MiR-29a/DNMT3A axis participates in Dihydroartemisinin's suppression on lung adenocarcinoma: Implications for overcoming acquired resistance to EGFR-TKIs

Dihydroartemisinin (DHA), the traditional antimalarial agent, has attracted significant interest as potential Anticancer drug, yet its underlying mechanisms are incompletely understood. Herein, we showed that DNA Methyltransferase 3 alpha (DNMT3A), a de novo DNA Methyltransferase was substantially inhibited by DHA in both in vitro and in vivo lung adenocarcinoma settings. Overexpression of DNMT3A effectively counteracted DHA's inhibition on the proliferation of HCC827 and A549 cells. Intriguingly, DNMT3A was observed to be up-regulated in Gefitinib-resistant HCC827 (HCC827/GR) cells as compared with parental Gefitinib-hypersensitive HCC827 cells.

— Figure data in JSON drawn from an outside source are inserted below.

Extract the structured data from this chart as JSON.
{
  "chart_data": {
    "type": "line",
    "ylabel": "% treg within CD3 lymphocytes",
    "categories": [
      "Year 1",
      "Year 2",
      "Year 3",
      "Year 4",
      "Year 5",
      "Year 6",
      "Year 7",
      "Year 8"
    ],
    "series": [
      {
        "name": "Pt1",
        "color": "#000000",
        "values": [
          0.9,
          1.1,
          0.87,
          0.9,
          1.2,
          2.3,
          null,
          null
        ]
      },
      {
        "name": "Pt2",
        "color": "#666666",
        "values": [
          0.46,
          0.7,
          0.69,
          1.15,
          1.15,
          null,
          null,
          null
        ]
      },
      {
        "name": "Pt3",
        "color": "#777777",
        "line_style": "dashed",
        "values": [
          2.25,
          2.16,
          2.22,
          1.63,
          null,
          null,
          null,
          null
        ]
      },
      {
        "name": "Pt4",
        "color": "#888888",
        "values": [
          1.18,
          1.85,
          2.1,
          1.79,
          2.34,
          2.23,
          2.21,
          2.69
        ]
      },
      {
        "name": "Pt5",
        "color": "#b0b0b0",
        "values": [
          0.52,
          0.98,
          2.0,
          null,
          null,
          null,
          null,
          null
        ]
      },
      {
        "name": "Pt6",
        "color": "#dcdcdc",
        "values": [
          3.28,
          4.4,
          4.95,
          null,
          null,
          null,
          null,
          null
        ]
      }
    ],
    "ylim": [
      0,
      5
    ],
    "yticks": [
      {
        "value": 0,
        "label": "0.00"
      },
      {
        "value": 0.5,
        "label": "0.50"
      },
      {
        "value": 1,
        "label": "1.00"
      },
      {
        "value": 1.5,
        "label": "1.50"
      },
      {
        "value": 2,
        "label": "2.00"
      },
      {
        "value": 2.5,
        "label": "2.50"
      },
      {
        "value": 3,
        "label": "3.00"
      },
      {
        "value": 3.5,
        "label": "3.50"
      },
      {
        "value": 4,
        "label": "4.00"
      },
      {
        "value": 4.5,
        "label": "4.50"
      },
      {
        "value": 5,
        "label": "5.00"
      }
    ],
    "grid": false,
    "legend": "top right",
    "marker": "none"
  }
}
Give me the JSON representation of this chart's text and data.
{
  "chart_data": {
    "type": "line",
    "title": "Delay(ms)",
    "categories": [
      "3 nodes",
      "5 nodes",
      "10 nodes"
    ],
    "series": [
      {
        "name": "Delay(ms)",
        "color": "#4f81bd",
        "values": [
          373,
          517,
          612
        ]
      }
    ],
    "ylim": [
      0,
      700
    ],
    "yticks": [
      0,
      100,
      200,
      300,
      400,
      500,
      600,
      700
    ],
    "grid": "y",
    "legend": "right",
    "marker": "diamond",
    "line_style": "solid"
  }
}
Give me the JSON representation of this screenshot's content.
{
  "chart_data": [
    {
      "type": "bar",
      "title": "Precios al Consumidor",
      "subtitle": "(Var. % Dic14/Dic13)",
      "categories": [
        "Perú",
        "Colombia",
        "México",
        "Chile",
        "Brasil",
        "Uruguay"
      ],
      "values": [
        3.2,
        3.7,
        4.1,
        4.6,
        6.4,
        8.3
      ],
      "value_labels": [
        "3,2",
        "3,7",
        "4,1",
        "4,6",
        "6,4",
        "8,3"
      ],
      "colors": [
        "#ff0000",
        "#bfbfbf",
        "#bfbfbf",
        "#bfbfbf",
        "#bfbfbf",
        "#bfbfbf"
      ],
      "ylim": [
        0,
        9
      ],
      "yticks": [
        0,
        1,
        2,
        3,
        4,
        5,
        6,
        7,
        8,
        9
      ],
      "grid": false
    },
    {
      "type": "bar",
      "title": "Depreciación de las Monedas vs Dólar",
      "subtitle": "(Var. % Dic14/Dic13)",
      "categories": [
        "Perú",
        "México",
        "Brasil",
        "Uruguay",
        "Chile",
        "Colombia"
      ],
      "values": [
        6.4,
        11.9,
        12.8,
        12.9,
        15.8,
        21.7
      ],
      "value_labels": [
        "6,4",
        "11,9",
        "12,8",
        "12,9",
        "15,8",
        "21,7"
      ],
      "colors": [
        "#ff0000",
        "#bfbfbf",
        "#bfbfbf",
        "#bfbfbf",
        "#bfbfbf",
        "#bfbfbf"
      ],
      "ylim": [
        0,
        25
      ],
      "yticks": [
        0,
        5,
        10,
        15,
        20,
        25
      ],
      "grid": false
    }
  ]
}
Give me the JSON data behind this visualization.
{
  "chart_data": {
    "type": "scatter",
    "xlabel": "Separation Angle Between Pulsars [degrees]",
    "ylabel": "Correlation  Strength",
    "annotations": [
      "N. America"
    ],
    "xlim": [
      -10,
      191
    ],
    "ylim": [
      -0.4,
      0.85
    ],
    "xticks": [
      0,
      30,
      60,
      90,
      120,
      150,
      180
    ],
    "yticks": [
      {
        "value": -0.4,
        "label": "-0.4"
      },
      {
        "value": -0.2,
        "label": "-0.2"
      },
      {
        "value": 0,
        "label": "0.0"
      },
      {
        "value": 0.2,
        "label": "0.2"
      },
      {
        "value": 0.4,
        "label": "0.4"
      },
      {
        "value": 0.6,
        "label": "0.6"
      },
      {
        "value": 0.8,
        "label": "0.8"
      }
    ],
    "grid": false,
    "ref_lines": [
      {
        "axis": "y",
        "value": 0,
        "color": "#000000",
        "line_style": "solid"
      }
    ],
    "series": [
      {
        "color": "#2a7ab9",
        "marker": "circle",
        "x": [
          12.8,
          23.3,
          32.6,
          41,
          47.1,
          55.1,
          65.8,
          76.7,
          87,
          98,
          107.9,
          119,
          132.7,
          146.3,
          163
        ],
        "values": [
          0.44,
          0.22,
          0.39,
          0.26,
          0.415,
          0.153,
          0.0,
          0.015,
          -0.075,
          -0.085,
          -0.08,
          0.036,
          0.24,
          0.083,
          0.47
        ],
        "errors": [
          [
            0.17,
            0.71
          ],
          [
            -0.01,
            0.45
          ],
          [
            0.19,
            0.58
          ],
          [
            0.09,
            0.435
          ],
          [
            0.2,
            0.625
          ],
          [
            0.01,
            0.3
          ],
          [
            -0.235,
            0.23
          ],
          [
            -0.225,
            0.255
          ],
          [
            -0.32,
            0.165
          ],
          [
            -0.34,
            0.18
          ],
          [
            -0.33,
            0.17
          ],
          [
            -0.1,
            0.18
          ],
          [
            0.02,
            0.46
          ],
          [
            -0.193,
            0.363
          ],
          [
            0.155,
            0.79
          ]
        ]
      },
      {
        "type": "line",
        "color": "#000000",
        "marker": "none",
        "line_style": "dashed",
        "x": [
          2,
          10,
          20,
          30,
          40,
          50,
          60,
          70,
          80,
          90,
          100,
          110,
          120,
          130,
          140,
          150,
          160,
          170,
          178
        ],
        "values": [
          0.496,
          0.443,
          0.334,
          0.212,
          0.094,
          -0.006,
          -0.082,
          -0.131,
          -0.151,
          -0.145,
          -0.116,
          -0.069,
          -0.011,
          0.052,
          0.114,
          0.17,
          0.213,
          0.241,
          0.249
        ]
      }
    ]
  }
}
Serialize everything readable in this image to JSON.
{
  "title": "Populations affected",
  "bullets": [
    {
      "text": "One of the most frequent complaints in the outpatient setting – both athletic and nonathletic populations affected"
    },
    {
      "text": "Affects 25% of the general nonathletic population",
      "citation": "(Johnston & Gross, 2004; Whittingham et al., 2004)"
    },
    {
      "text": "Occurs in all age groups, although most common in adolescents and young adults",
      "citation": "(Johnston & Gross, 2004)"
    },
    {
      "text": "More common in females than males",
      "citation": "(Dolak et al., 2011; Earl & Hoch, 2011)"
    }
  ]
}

DNMT3A overexpression effectively counteracted the inhibition of Gefitinib on HCC827 cells. Conversely, si-RNA mediated DNMT3A knockdown generated considerable inhibitory effects on HCC827/GR cells, and further increased Gefitinib sensitivity. Furthermore, combination of DHA and Gefitinib generated significant synergistic effects on the suppression of cell viability and induction of Apoptosis of both HCC827 and HCC827/GR cells. Finally, our results showed that DHA effectively up-regulated the expression of miR-29a. Transfection with miR-29a mimics substantially suppressed DNMT3A expression whereas with miR-29a inhibitor effectively up-regulated DNMT3A in HCC827 and A549 cells. Furthermore, miR-29a inhibitor effectively restored DHA's suppression on DNMT3A expression in both cell lines. Overall, these data demonstrate that DHA has therapeutic effects on lung adenocarcinoma by down-regulating DNMT3A through miR-29a. Understanding of this mechanism will have implications for overcoming acquired resistance in epidermal growth factor receptor (EGFR) - targeted therapy by using tyrosine kinase inhibitors (TKIs).

DNMT3A; Dihydroartemisinin; EGFR-TKIs; Gefitinib; Lung adenocarcinoma.